Almost there, just a little more.

I force my weight onto it, and when it pops back into place, I feel like I almost see God as I press my eyes shut, the pounding in my ears louder than the blood now rushing to the joint. It still hurts, but at least I have some range of motion back.

“You chipped my fucking tooth!” the man says with a lisp as he works to get himself off the floor.

Grabbing another two balls in my hand, I hit him again before he can reach for his gun. Swiping it from his belt, I hold it up. I have no idea what my plan is, but I know tonight, I’ll do everything in my power to get out of this place.
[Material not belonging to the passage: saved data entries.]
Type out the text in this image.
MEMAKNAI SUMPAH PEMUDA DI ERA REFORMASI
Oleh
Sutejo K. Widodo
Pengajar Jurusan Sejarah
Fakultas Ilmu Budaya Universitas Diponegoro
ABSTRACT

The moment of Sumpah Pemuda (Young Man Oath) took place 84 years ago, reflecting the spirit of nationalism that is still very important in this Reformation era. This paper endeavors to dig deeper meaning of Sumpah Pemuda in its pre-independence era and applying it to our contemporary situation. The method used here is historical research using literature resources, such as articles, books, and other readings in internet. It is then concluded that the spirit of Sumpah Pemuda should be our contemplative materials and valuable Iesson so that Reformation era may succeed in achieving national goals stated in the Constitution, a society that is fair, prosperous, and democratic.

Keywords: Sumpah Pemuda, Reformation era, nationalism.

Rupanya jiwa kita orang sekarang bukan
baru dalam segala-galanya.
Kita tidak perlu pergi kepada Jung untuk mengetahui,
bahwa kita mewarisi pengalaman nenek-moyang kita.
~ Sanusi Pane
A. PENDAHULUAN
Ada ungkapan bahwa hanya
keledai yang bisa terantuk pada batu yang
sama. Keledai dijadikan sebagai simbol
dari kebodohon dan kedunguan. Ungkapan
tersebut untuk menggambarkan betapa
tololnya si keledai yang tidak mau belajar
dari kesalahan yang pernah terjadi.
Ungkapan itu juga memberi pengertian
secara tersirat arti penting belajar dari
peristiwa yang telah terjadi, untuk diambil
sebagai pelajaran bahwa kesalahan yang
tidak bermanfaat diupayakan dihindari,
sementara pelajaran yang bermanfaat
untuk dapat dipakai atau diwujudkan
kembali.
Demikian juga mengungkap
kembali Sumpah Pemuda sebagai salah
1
He raises his hands, now covered in spit and blood.

“Open your mouth.”

“What?” he asks, voice shaking.

“Open your fucking mouth!”

“Please, don’t…Let me just put your chains on and we can pretend this never happened,” he whispers, tears forming in his eyes. “They’ll kill me.”

“Sounds to me like you’re out of fucking options.” Pressing the gun to his head, I force his jaw down and shove the ball into his mouth, but his teeth are stopping it from going all the way in.

“You saw everything, and you still choose to work with these sick people.” I spit on his face, his eyes closing, too scared to make a move in fear that I might pull the trigger.

Joke’s on him because I’m about to do something a lot worse.

I push onto the ball, but it doesn’t budge.

Stepping back, my foot lands hard onto it, the sound of teeth being crushed the only audible thing in the room… beside his muffled screams, of course.

If this is the last thing I ever do, I want it to mean something.

I want them to pay for what they’ve done.